Publication | Closed Access
Forearc and other basins, continental margin of northern and southern Peru and adjacent Ecuador and Chile
52
Citations
29
References
1982
Year
EngineeringGeomorphologyContinental TectonicsActive TectonicsSouthern PeruEarth ScienceContinental MarginGeophysicsSouth AmericaPeru-chile TrenchRegional TectonicsAdjacent EcuadorNeotectonicsMarine GeologyGeographySeismic ImagingGeologyEngineering GeologyTectonicsStructural GeologySeismologySubduction ZoneGeomechanics
Summary The continental margin between the Peru-Chile Trench and the west coast of South America is the type example of the Andean margin, where one of the two converging blocks of lithosphere is oceanic and the other is continental.
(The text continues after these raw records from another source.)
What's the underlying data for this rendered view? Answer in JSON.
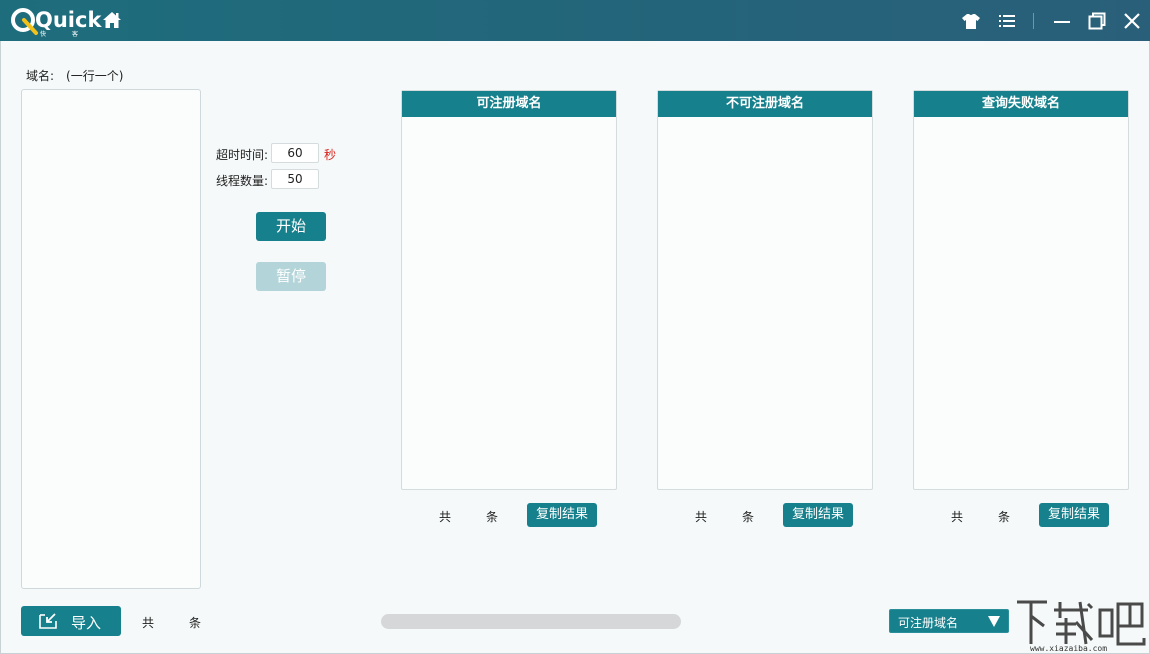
{
  "app": {
    "logo_text": "Quick",
    "logo_sub_left": "快",
    "logo_sub_right": "客"
  },
  "titlebar": {
    "icons": [
      "home-icon",
      "skin-icon",
      "menu-icon",
      "minimize-icon",
      "restore-icon",
      "close-icon"
    ]
  },
  "input_section": {
    "label": "域名:",
    "hint": "(一行一个)",
    "value": ""
  },
  "settings": {
    "timeout_label": "超时时间:",
    "timeout_value": "60",
    "timeout_unit": "秒",
    "threads_label": "线程数量:",
    "threads_value": "50"
  },
  "actions": {
    "start_label": "开始",
    "pause_label": "暂停"
  },
  "panels": [
    {
      "title": "可注册域名",
      "total_prefix": "共",
      "total_suffix": "条",
      "copy_label": "复制结果"
    },
    {
      "title": "不可注册域名",
      "total_prefix": "共",
      "total_suffix": "条",
      "copy_label": "复制结果"
    },
    {
      "title": "查询失败域名",
      "total_prefix": "共",
      "total_suffix": "条",
      "copy_label": "复制结果"
    }
  ],
  "bottom": {
    "import_label": "导入",
    "total_prefix": "共",
    "total_suffix": "条",
    "progress_percent": 0,
    "export_select_value": "可注册域名"
  },
  "watermark": {
    "brand": "下载吧",
    "url": "www.xiazaiba.com"
  },
  "colors": {
    "accent": "#16808c",
    "titlebar": "#1d6d7c",
    "disabled": "#b3d4d8",
    "unit_red": "#d9231d"
  }
}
Along Peru and Chile, basement at the coast and under the landward side of forearc basins is dominantly metamorphic and plutonic. Apparently, the edge of continental crust has been stoped away during subduction. The seaward side of basins may be structurally high dams of sediments accreted and deformed by subduction, or they may be horsts of continental basement. Subsurface mapping in the on-shore and off-shore oilfields of the forearc basin of north-western Peru has shown a mosaic of faulted blocks of tensional origin, overlain by low-angle gravity glides. Details of this faulting, however, cannot be seen on single- or multi-channel seismic records of forearc basins, even where they cross the fields. Off northern and southern Peru, forearc basins are separated from one another along strike by culminations of the basement; across strike there may be more than one forearc basin. The pattern of culminations and depressions may be inherited from structures of the oceanic crust and trench. Deeper seismic reflectors of the basins generally dip landward and converge seaward, and show progressive migration shoreward of the centres of deposition. Sediment movement into the basins and down the slopes is by turbidity currents and slumps. Subduction is an efficient process, removing about four-fifths of the trench sediments. The Progreso Basin under the Gulf of Guayaquil owes its origin to a transform fault, the Dolores-Guayaquil megashear, oblique to the trench. It is a pull-apart basin or rhombochasm opened in the wake of the northward movement of a small plate. A forearc basin at Talara and the adjacent Progreso Basin have substantial hydrocarbon accumulations.